Category: Forty

Countdown to 40: Strong Foundations


Today is May 1st. In 20 days, I will turn 40. In celebration of that milestone, I thought it would be nice to take a walk down memory lane and reflect on some key moments—dare I say, eras—in my life.

I don’t have perfect records of my life—just fragments, photos, and whatever I can still remember. But the funny thing is, the older I get, the clearer some of my earliest memories feel. So I’m starting there.

My parents, Bob and Normita, had me 40 years ago (lol)—May 20th, 1986. Growing up, my mom says now, in retrospect, that she knew I was going to be gay. She often shares stories of me as a child wearing her high heels and running around the house. I don’t recall that, but why would she lie?

What I can say is that even at a young age, I knew I was different than a lot of the boys around me. My sexuality wasn’t even a thought at age 4 or 5 (at least not for me), but I did notice that I didn’t gravitate toward the same things a lot of my peers did—sports, crushes on our female classmates, typical “boys’ toys” like cars and dinosaurs.

I wouldn’t say I fully leaned into “girl toys,” but I definitely loved things that were cute. Things like Sanrio—and to a lesser extent, Care Bears—really drew me in.

While other kids gravitated toward toys, I appreciated things like stationery, stickers, and erasers. I loved collecting that stuff. I was also really particular—most of these items were never meant to be used, only collected and displayed.

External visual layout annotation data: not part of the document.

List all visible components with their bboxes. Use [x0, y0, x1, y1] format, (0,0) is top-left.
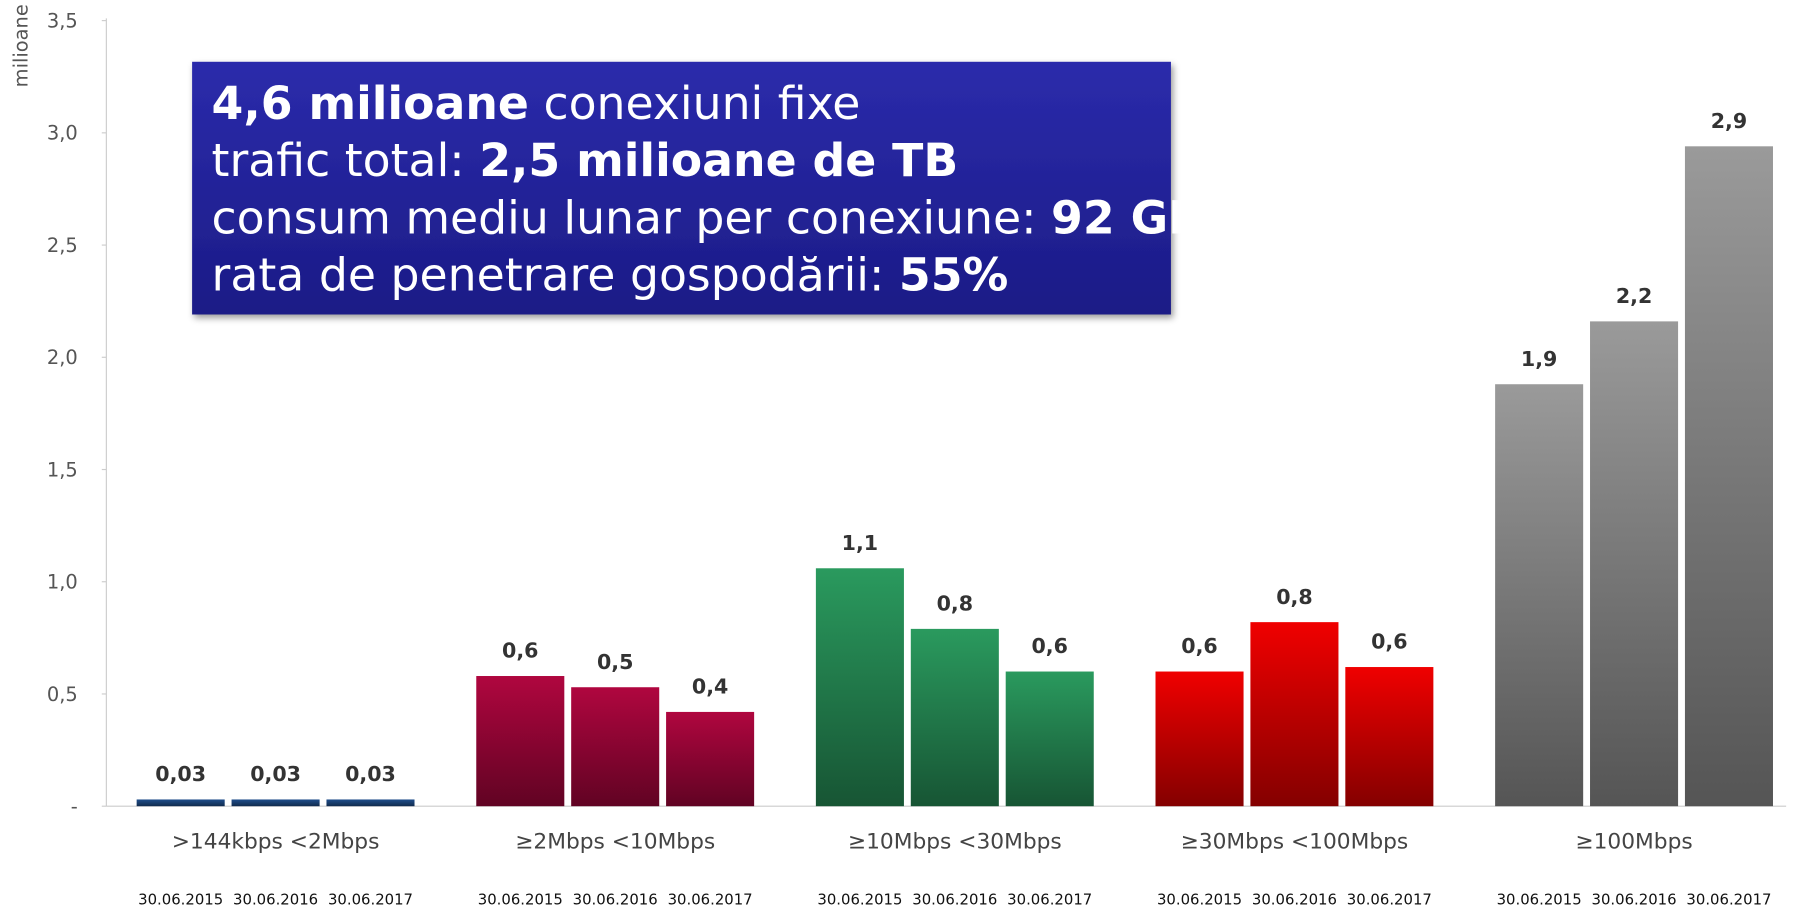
value-label: 0,8	[1276, 585, 1312, 609]
bar	[910, 628, 999, 807]
date-label: 30.06.2017	[1347, 891, 1432, 908]
value-label: 0,6	[1371, 630, 1407, 654]
bar	[1345, 667, 1434, 807]
y-tick-label: 2,5	[47, 234, 78, 257]
info-segment: 55%	[899, 248, 1008, 301]
info-line: trafic total: 2,5 milioane de TB	[212, 134, 959, 187]
y-tick-label: 1,0	[47, 571, 78, 594]
bar	[571, 687, 660, 807]
value-label: 2,2	[1616, 284, 1652, 308]
date-label: 30.06.2016	[573, 891, 658, 908]
bar	[1684, 146, 1773, 807]
info-line: rata de penetrare gospodării: 55%	[212, 248, 1009, 301]
date-label: 30.06.2017	[1686, 891, 1771, 908]
bar	[476, 676, 565, 807]
value-label: 0,8	[937, 592, 973, 616]
x-tick-label: ≥30Mbps <100Mbps	[1181, 830, 1409, 855]
bar	[1250, 622, 1339, 807]
value-label: 1,9	[1521, 347, 1557, 371]
info-line: 4,6 milioane conexiuni fixe	[212, 77, 861, 130]
info-segment: 92 GB	[1051, 191, 1203, 244]
date-label: 30.06.2015	[1497, 891, 1582, 908]
date-label: 30.06.2015	[1157, 891, 1242, 908]
info-segment: rata de penetrare gospodării:	[212, 248, 899, 301]
value-label: 0,03	[250, 762, 301, 786]
info-segment: 2,5 milioane de TB	[479, 134, 958, 187]
y-tick-label: 3,5	[47, 9, 78, 32]
date-label: 30.06.2015	[138, 891, 223, 908]
value-label: 0,5	[597, 650, 633, 674]
value-label: 2,9	[1711, 109, 1747, 133]
value-label: 1,1	[842, 531, 878, 555]
info-segment: trafic total:	[212, 134, 480, 187]
value-label: 0,6	[502, 639, 538, 663]
y-axis-label: milioane	[9, 4, 32, 87]
x-tick-label: >144kbps <2Mbps	[172, 830, 380, 855]
bar	[1005, 671, 1094, 807]
value-label: 0,6	[1181, 634, 1217, 658]
bar	[666, 711, 755, 807]
bar	[1590, 321, 1679, 807]
x-tick-label: ≥100Mbps	[1575, 830, 1692, 855]
x-tick-label: ≥2Mbps <10Mbps	[515, 830, 715, 855]
bar	[136, 799, 225, 807]
info-box	[192, 61, 1171, 315]
date-label: 30.06.2017	[328, 891, 413, 908]
value-label: 0,4	[692, 675, 728, 699]
y-tick-label: -	[71, 795, 78, 818]
y-tick-label: 3,0	[47, 122, 78, 145]
info-segment: conexiuni fixe	[529, 77, 860, 130]
date-label: 30.06.2016	[912, 891, 997, 908]
date-label: 30.06.2017	[668, 891, 753, 908]
y-tick-label: 1,5	[47, 458, 78, 481]
info-segment: 4,6 milioane	[212, 77, 529, 130]
bar	[1155, 671, 1244, 807]
info-line: consum mediu lunar per conexiune: 92 GB	[212, 191, 1203, 244]
bar	[815, 568, 904, 807]
date-label: 30.06.2015	[817, 891, 902, 908]
info-segment: consum mediu lunar per conexiune:	[212, 191, 1052, 244]
date-label: 30.06.2016	[1592, 891, 1677, 908]
bar	[231, 799, 320, 807]
date-label: 30.06.2016	[1252, 891, 1337, 908]
bar	[326, 799, 415, 807]
date-label: 30.06.2017	[1007, 891, 1092, 908]
value-label: 0,6	[1031, 634, 1067, 658]
value-label: 0,03	[345, 762, 396, 786]
x-tick-label: ≥10Mbps <30Mbps	[848, 830, 1062, 855]
value-label: 0,03	[155, 762, 206, 786]
bar	[1495, 384, 1584, 807]
y-tick-label: 2,0	[47, 346, 78, 369]
y-tick-label: 0,5	[47, 683, 78, 706]
date-label: 30.06.2016	[233, 891, 318, 908]
date-label: 30.06.2015	[478, 891, 563, 908]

My parents were supportive of that. I have two favorite memories.

The first is taking trips to Eastridge Mall with them. I remember going with each of them at different times. The Sanrio store felt so special to me. It was huge. At the time, it was the first one in the United States. I can still remember the smell of the store. I can still remember how that gum tasted. They’d let me pick out little knickknacks, and I’d leave the happiest kid.

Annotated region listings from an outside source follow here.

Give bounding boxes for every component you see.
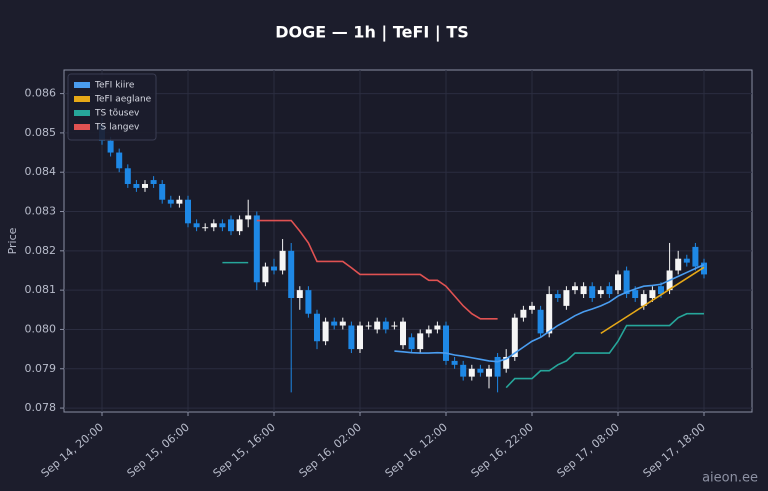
candle-body [520,309,527,318]
candle-body [434,325,441,330]
y-tick-label: 0.078 [25,401,57,414]
candle-body [314,313,320,342]
candle-body [477,368,484,373]
indicator-line [222,261,704,389]
candle-body [451,360,458,365]
candle-body [167,199,174,204]
candle-body [245,215,252,220]
candle-body [615,274,621,291]
y-tick-label: 0.084 [25,165,57,178]
candle-body [159,184,166,200]
indicator-line [394,263,705,363]
candle-body [589,286,596,298]
candle-body [253,215,260,283]
candle-body [511,317,518,357]
candle-body [271,266,277,271]
candle-body [572,286,578,291]
y-tick-label: 0.083 [25,205,57,218]
candle-body [563,290,570,306]
candle-body [640,294,647,306]
candle-body [279,250,286,271]
indicator-line [600,266,705,335]
candle-body [357,325,363,350]
candle-body [142,184,148,188]
candle-body [494,356,501,377]
candle-body [116,152,123,169]
legend-label: TeFI aeglane [94,95,152,105]
chart-title: DOGE — 1h | TeFI | TS [275,23,469,43]
legend-swatch [74,82,90,88]
candle-body [210,223,217,228]
candle-body [408,337,415,350]
legend-label: TeFI kiire [94,81,135,91]
candle-body [150,180,157,184]
candle-body [133,184,140,188]
candle-body [503,356,510,369]
candle-body [288,250,295,298]
legend-swatch [74,110,90,116]
candle-body [382,321,389,330]
candle-body [460,364,467,377]
candle-body [692,246,699,267]
candle-body [262,266,269,283]
candle-body [339,321,346,326]
candle-body [623,270,630,295]
candle-body [365,325,372,327]
candle-body [202,227,209,229]
legend-label: TS tõusev [94,109,140,119]
candle-body [658,286,664,295]
candle-body [185,199,191,224]
legend-swatch [74,96,90,102]
candle-body [176,199,183,204]
candle-body [374,321,381,330]
candle-body [331,321,338,326]
candle-body [443,325,449,361]
candle-body [391,325,398,327]
candle-body [468,368,475,377]
watermark: aieon.ee [702,471,758,486]
candle-body [322,321,329,342]
candle-body [193,223,200,228]
candle-body [632,290,639,298]
candle-body [305,290,312,314]
y-axis-label: Price [6,227,19,254]
candle-body [606,286,613,295]
candle-body [219,223,226,228]
legend-box [67,73,157,141]
candle-body [529,305,535,310]
candle-body [107,140,114,153]
candle-body [701,262,707,275]
candle-body [124,168,131,184]
y-tick-label: 0.085 [25,126,57,139]
candle-body [683,258,690,263]
candle-body [236,219,243,232]
candle-body [228,219,234,232]
candle-body [348,325,355,350]
plot-area [63,69,753,413]
y-tick-label: 0.082 [25,244,57,257]
candle-body [554,294,561,298]
legend-swatch [74,124,90,130]
candle-body [649,290,656,298]
legend-label: TS langev [94,123,140,133]
candle-body [537,309,544,334]
candle-body [580,286,587,295]
y-tick-label: 0.080 [25,322,57,335]
candle-body [400,321,406,346]
candle-body [417,333,424,350]
y-tick-label: 0.079 [25,362,57,375]
candle-body [296,290,303,298]
candle-body [597,290,604,295]
candle-body [486,368,492,377]
candle-body [675,258,682,271]
candle-body [425,329,432,334]
y-tick-label: 0.086 [25,87,57,100]
y-tick-label: 0.081 [25,283,57,296]
indicator-line [256,219,498,320]
candle-body [546,294,553,334]
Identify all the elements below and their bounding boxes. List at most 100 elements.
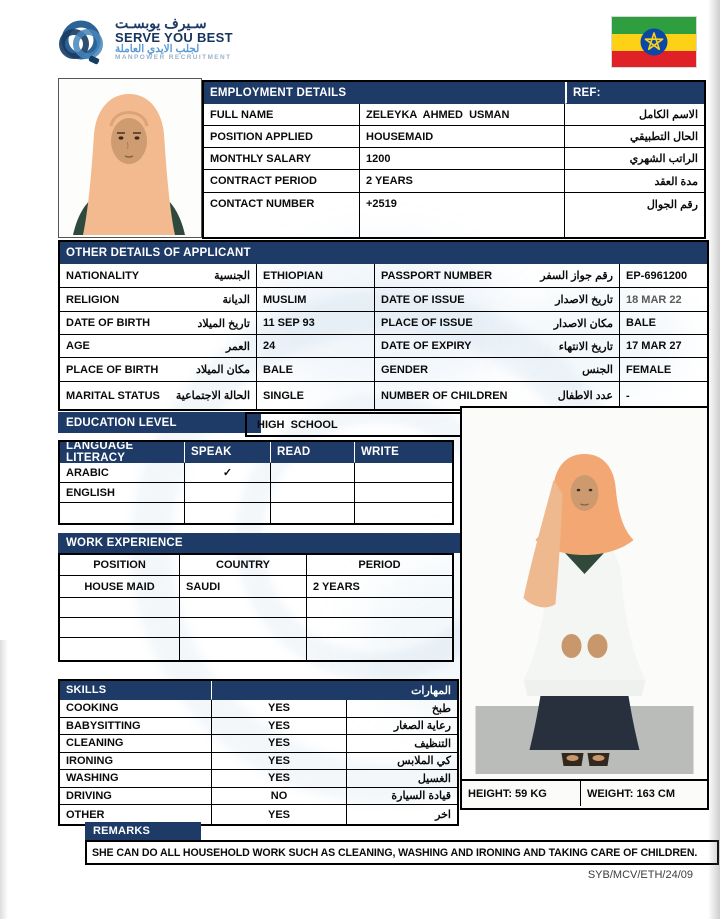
position-applied-value: HOUSEMAID	[360, 126, 565, 148]
gender-label: GENDER الجنس	[375, 358, 620, 382]
speak-header: SPEAK	[185, 442, 271, 463]
place-of-birth-label: PLACE OF BIRTH مكان الميلاد	[60, 358, 257, 382]
experience-empty-cell	[180, 618, 307, 638]
arabic-read-cell	[271, 463, 355, 483]
passport-number-label: PASSPORT NUMBER رقم جواز السفر	[375, 264, 620, 288]
cleaning-label: CLEANING	[60, 735, 212, 753]
scan-edge-shadow	[708, 0, 720, 919]
experience-empty-cell	[307, 598, 452, 618]
contract-period-label: CONTRACT PERIOD	[204, 170, 360, 193]
applicant-portrait-photo	[58, 78, 202, 238]
nationality-label: NATIONALITY الجنسية	[60, 264, 257, 288]
cooking-value: YES	[212, 700, 347, 718]
english-write-cell	[355, 483, 452, 503]
empty-read-cell	[271, 503, 355, 523]
religion-label: RELIGION الديانة	[60, 288, 257, 312]
employment-details-table: EMPLOYMENT DETAILS REF: FULL NAME ZELEYK…	[202, 80, 706, 239]
full-name-value: ZELEYKA AHMED USMAN	[360, 104, 565, 126]
agency-name: SERVE YOU BEST	[115, 29, 233, 45]
experience-period-value: 2 YEARS	[307, 576, 452, 598]
work-experience-table: POSITION COUNTRY PERIOD HOUSE MAID SAUDI…	[58, 553, 454, 662]
date-of-birth-label: DATE OF BIRTH تاريخ الميلاد	[60, 312, 257, 335]
other-skill-value: YES	[212, 805, 347, 824]
driving-value: NO	[212, 787, 347, 805]
other-skill-label: OTHER	[60, 805, 212, 824]
language-english-label: ENGLISH	[60, 483, 185, 503]
other-details-table: OTHER DETAILS OF APPLICANT NATIONALITY ال…	[58, 240, 709, 411]
experience-empty-cell	[307, 638, 452, 660]
applicant-fullbody-photo: HEIGHT: 59 KG WEIGHT: 163 CM	[460, 406, 709, 810]
position-applied-label: POSITION APPLIED	[204, 126, 360, 148]
height-weight-row: HEIGHT: 59 KG WEIGHT: 163 CM	[462, 779, 707, 806]
document-reference-code: SYB/MCV/ETH/24/09	[587, 869, 693, 881]
other-skill-arabic: اخر	[435, 809, 451, 821]
date-of-issue-value: 18 MAR 22	[620, 288, 707, 312]
other-details-header: OTHER DETAILS OF APPLICANT	[60, 242, 707, 264]
gender-value: FEMALE	[620, 358, 707, 382]
empty-write-cell	[355, 503, 452, 523]
arabic-speak-checkmark-icon: ✓	[185, 463, 271, 483]
education-level-header: EDUCATION LEVEL	[58, 412, 261, 433]
date-of-expiry-value: 17 MAR 27	[620, 335, 707, 358]
date-of-expiry-label: DATE OF EXPIRY تاريخ الانتهاء	[375, 335, 620, 358]
agency-tagline-arabic: لجلب الايدي العاملة	[115, 43, 200, 56]
language-literacy-header: LANGUAGE LITERACY	[60, 442, 185, 463]
skills-header-arabic: المهارات	[347, 681, 457, 700]
remarks-header: REMARKS	[85, 822, 201, 840]
contract-period-arabic: مدة العقد	[565, 170, 704, 193]
employment-details-header: EMPLOYMENT DETAILS	[204, 82, 565, 104]
experience-empty-cell	[60, 618, 180, 638]
babysitting-arabic: رعاية الصغار	[347, 718, 457, 735]
skills-header: SKILLS	[60, 681, 212, 700]
work-experience-header: WORK EXPERIENCE	[58, 533, 466, 553]
ethiopia-flag-icon	[612, 17, 696, 67]
age-value: 24	[257, 335, 375, 358]
cleaning-arabic: التنظيف	[347, 735, 457, 753]
agency-logo-text: سـيرف يوبسـت SERVE YOU BEST لجلب الايدي …	[115, 16, 233, 70]
place-of-issue-label: PLACE OF ISSUE مكان الاصدار	[375, 312, 620, 335]
position-header: POSITION	[60, 555, 180, 576]
full-name-label: FULL NAME	[204, 104, 360, 126]
date-of-birth-value: 11 SEP 93	[257, 312, 375, 335]
monthly-salary-value: 1200	[360, 148, 565, 170]
passport-number-value: EP-6961200	[620, 264, 707, 288]
contact-number-arabic: رقم الجوال	[646, 199, 698, 211]
agency-tagline: MANPOWER RECRUITMENT	[115, 54, 232, 62]
babysitting-value: YES	[212, 717, 347, 735]
experience-empty-cell	[60, 598, 180, 618]
experience-empty-cell	[307, 618, 452, 638]
ref-header: REF:	[565, 82, 704, 104]
language-literacy-table: LANGUAGE LITERACY SPEAK READ WRITE ARABI…	[58, 440, 454, 525]
education-level-value: HIGH SCHOOL	[245, 412, 474, 437]
contact-number-value: +2519	[360, 193, 565, 237]
portrait-illustration	[59, 79, 199, 235]
contact-number-label: CONTACT NUMBER	[204, 193, 360, 237]
cooking-label: COOKING	[60, 700, 212, 718]
ironing-label: IRONING	[60, 752, 212, 770]
empty-speak-cell	[185, 503, 271, 523]
agency-logo: سـيرف يوبسـت SERVE YOU BEST لجلب الايدي …	[55, 16, 233, 70]
agency-name-arabic: سـيرف يوبسـت	[115, 15, 207, 31]
cooking-arabic: طبخ	[347, 700, 457, 718]
weight-value: WEIGHT: 163 CM	[587, 787, 676, 800]
arabic-write-cell	[355, 463, 452, 483]
place-of-birth-value: BALE	[257, 358, 375, 382]
english-speak-cell	[185, 483, 271, 503]
washing-value: YES	[212, 770, 347, 788]
nationality-value: ETHIOPIAN	[257, 264, 375, 288]
experience-empty-cell	[60, 638, 180, 660]
age-label: AGE العمر	[60, 335, 257, 358]
english-read-cell	[271, 483, 355, 503]
monthly-salary-label: MONTHLY SALARY	[204, 148, 360, 170]
experience-position-value: HOUSE MAID	[60, 576, 180, 598]
ironing-arabic: كي الملابس	[347, 753, 457, 770]
washing-label: WASHING	[60, 770, 212, 788]
cleaning-value: YES	[212, 735, 347, 753]
scan-edge-shadow	[0, 640, 8, 919]
logo-knot-icon	[59, 20, 103, 65]
skills-header-spacer	[212, 681, 347, 700]
position-applied-arabic: الحال التطبيقي	[565, 126, 704, 148]
contract-period-value: 2 YEARS	[360, 170, 565, 193]
experience-country-value: SAUDI	[180, 576, 307, 598]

My second memory is more specific. My dad noticed how much I liked things organized and neat, so he bought me a tackle box—the kind meant for fishing hooks—so I could store and organize all my erasers.

He also had a serious sweet tooth. To this day, he still loves ice cream and chocolate. Some of my favorite memories with him were our trips to Baskin-Robbins. I would always order a kid’s scoop of chocolate chip ice cream with rainbow sprinkles. Even now, whenever I walk into a Baskin-Robbins, I think of those moments—and more often than not, I leave with that same order. Just… a regular size now. I’m grown, after all.

Looking back, I didn’t have the language for it then, but I knew I was different. Not wrong—just not like a lot of the boys around me. And what stands out to me now isn’t just what I liked, but that my parents let me like it. They didn’t correct me or try to change me. They just let me be.

In those early years, I felt supported and safe to be the kid I wanted to be—and I don’t think I realized until much later how rare and important that was.